There's this thing at the moment. A stupid thing that I caused by my own stupidity by being stupid. All my fault! Like everything that's crap in my life, can't blame anyone. Anyway, it's a thing, and whatever the worst is, it'll be a pretty small thing, that is something that wouldn't be such a big deal, a minor annoyance at best for a regular grown up, but for me, it's like.. I'm in trouble!! Stuff might happen!
And the worst most likely won't happen. Most likely it will be somewhere halfway between that and nothing, but.. I don't know! So I'm waiting for whatever might (but most likely won't) happen to happen. Any second (within a certain number of daytime hours on weekdays) someone might knock at the door, and it might be something that I really really don't like. And I don't like that.
So it sucks. And not only that, I'm making a big song and dance about, not nothing, but something that's puny, pathetic, pitiful. A storm in a teacup. And it's embarrassing. Well it would be if I gave more details. Not enough obviously for me to publish (sans details of course) it right here. So yeah.. just another crappy thing to put a crappy cherry on this crap Sunday that is... well, most of this year (apart from the week in Eilat, pretty much) so far.
Posted by Michelle at 20:30 0 comments
4.02.2013
I was joking.. joking!!!!
Nice little joke I made yesterday on the annual day o fools, the first day of April. Yeah, that site, the one from Science, wasn't real. well is was a real site but it wasn't really from Science.. there isn't going to be a new ice age.. that's ridiculous!
Well.. it seems like they're really saying it.
I mean.. yeah, people, even members of Science get things wrong sometimes, are influenced by the same biases/experiences (ie a really long winter that's getting like, real annoying) like the rest of us. And some of them disagree, well I assume they do because, they're always disagreeing, those Science people. Still, I didn't really want to hear that it's a thing, you know.

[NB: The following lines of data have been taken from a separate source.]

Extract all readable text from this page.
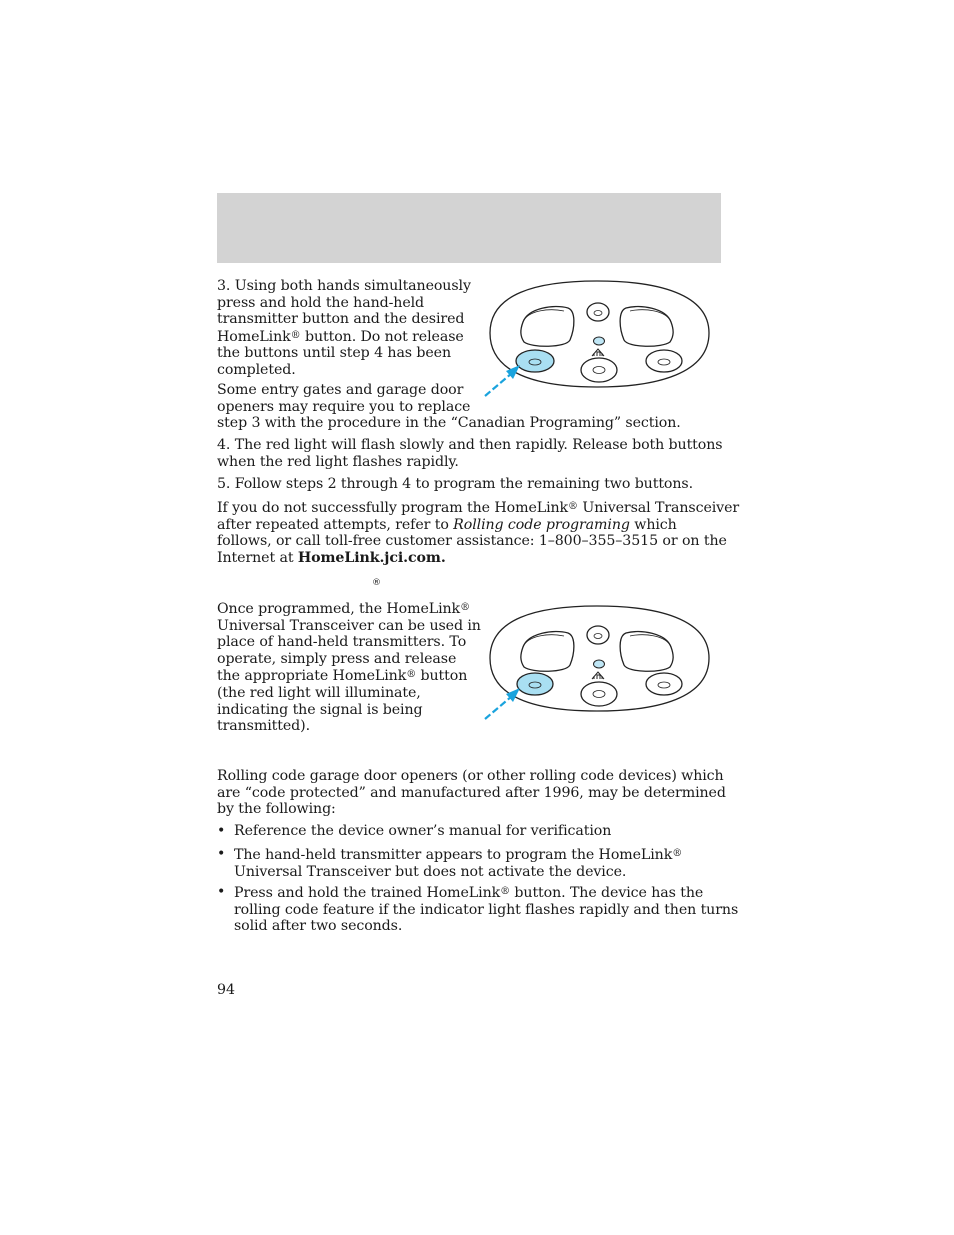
3. Using both hands simultaneously
press and hold the hand-held
transmitter button and the desired
HomeLink® button. Do not release
the buttons until step 4 has been
completed.

Some entry gates and garage door
openers may require you to replace
step 3 with the procedure in the “Canadian Programing” section.

4. The red light will flash slowly and then rapidly. Release both buttons
when the red light flashes rapidly.

5. Follow steps 2 through 4 to program the remaining two buttons.

If you do not successfully program the HomeLink® Universal Transceiver
after repeated attempts, refer to Rolling code programing which
follows, or call toll-free customer assistance: 1–800–355–3515 or on the
Internet at HomeLink.jci.com.

®

Once programmed, the HomeLink®
Universal Transceiver can be used in
place of hand-held transmitters. To
operate, simply press and release
the appropriate HomeLink® button
(the red light will illuminate,
indicating the signal is being
transmitted).

Rolling code garage door openers (or other rolling code devices) which
are “code protected” and manufactured after 1996, may be determined
by the following:

• Reference the device owner’s manual for verification

• The hand-held transmitter appears to program the HomeLink®
Universal Transceiver but does not activate the device.

• Press and hold the trained HomeLink® button. The device has the
rolling code feature if the indicator light flashes rapidly and then turns
solid after two seconds.

94
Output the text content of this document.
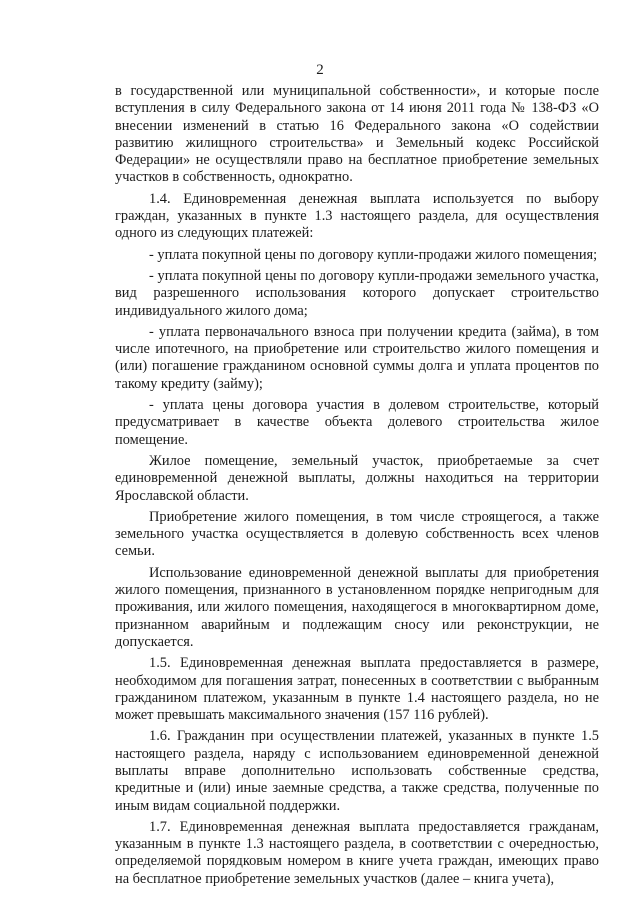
2

в государственной или муниципальной собственности», и которые после вступления в силу Федерального закона от 14 июня 2011 года № 138-ФЗ «О внесении изменений в статью 16 Федерального закона «О содействии развитию жилищного строительства» и Земельный кодекс Российской Федерации» не осуществляли право на бесплатное приобретение земельных участков в собственность, однократно.

1.4. Единовременная денежная выплата используется по выбору граждан, указанных в пункте 1.3 настоящего раздела, для осуществления одного из следующих платежей:

- уплата покупной цены по договору купли-продажи жилого помещения;

- уплата покупной цены по договору купли-продажи земельного участка, вид разрешенного использования которого допускает строительство индивидуального жилого дома;

- уплата первоначального взноса при получении кредита (займа), в том числе ипотечного, на приобретение или строительство жилого помещения и (или) погашение гражданином основной суммы долга и уплата процентов по такому кредиту (займу);

- уплата цены договора участия в долевом строительстве, который предусматривает в качестве объекта долевого строительства жилое помещение.

Жилое помещение, земельный участок, приобретаемые за счет единовременной денежной выплаты, должны находиться на территории Ярославской области.

Приобретение жилого помещения, в том числе строящегося, а также земельного участка осуществляется в долевую собственность всех членов семьи.

Использование единовременной денежной выплаты для приобретения жилого помещения, признанного в установленном порядке непригодным для проживания, или жилого помещения, находящегося в многоквартирном доме, признанном аварийным и подлежащим сносу или реконструкции, не допускается.

1.5. Единовременная денежная выплата предоставляется в размере, необходимом для погашения затрат, понесенных в соответствии с выбранным гражданином платежом, указанным в пункте 1.4 настоящего раздела, но не может превышать максимального значения (157 116 рублей).

1.6. Гражданин при осуществлении платежей, указанных в пункте 1.5 настоящего раздела, наряду с использованием единовременной денежной выплаты вправе дополнительно использовать собственные средства, кредитные и (или) иные заемные средства, а также средства, полученные по иным видам социальной поддержки.

1.7. Единовременная денежная выплата предоставляется гражданам, указанным в пункте 1.3 настоящего раздела, в соответствии с очередностью, определяемой порядковым номером в книге учета граждан, имеющих право на бесплатное приобретение земельных участков (далее – книга учета),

Anyway we probably have a few years left of, regular weather, whatever that is, and then I can move to somewhere that's too hot now, but will be just right then, maybe. I should get a head start on buying property, I suppose, if I can scrounge a couple of hundred thousand of one of the larger denomination of currencies together.
In any case, it's April. This was your last chance weather gods! I can't think of another milestone for spring to finally be here by and if you can think of one email it to me and I'll give you another chance but I'm telling you I'm extremely grumpy about all this! That and I have the sniffles. Do something about it already!
4.01.2013
Winter is Coming
No, I haven't moved back to the Southern Hemisphere. And I'm not speaking metaphorically to give a sense of foreboding about some dark days ahead ie really really annoying bad shit I have to deal with which is actually a thing with me but let's not get into that now. It's not even just another grumble about this long winter which is not coming and not just beginning despite the.. there's a whole lot more left of it aspect. t I'm speaking of the long winter, similar to the long night as experienced in Westeros.
Yes, winter is indeed coming. I speak of the coming Ice Age. You might remember the last ice age.. the one with the mammoths and the humans evolving to keep up with the changes and stuff. There was also a little ice age in more recent history, starting in medieval times to the 19th century.. so, you know, it happens.
Well, it's happening again.Yes, this is not just a freaky long winter that's just another type of freaky weather that we always get in one way or another, it's a fucking ice age! I'm not making this up! I consulted science and it's true.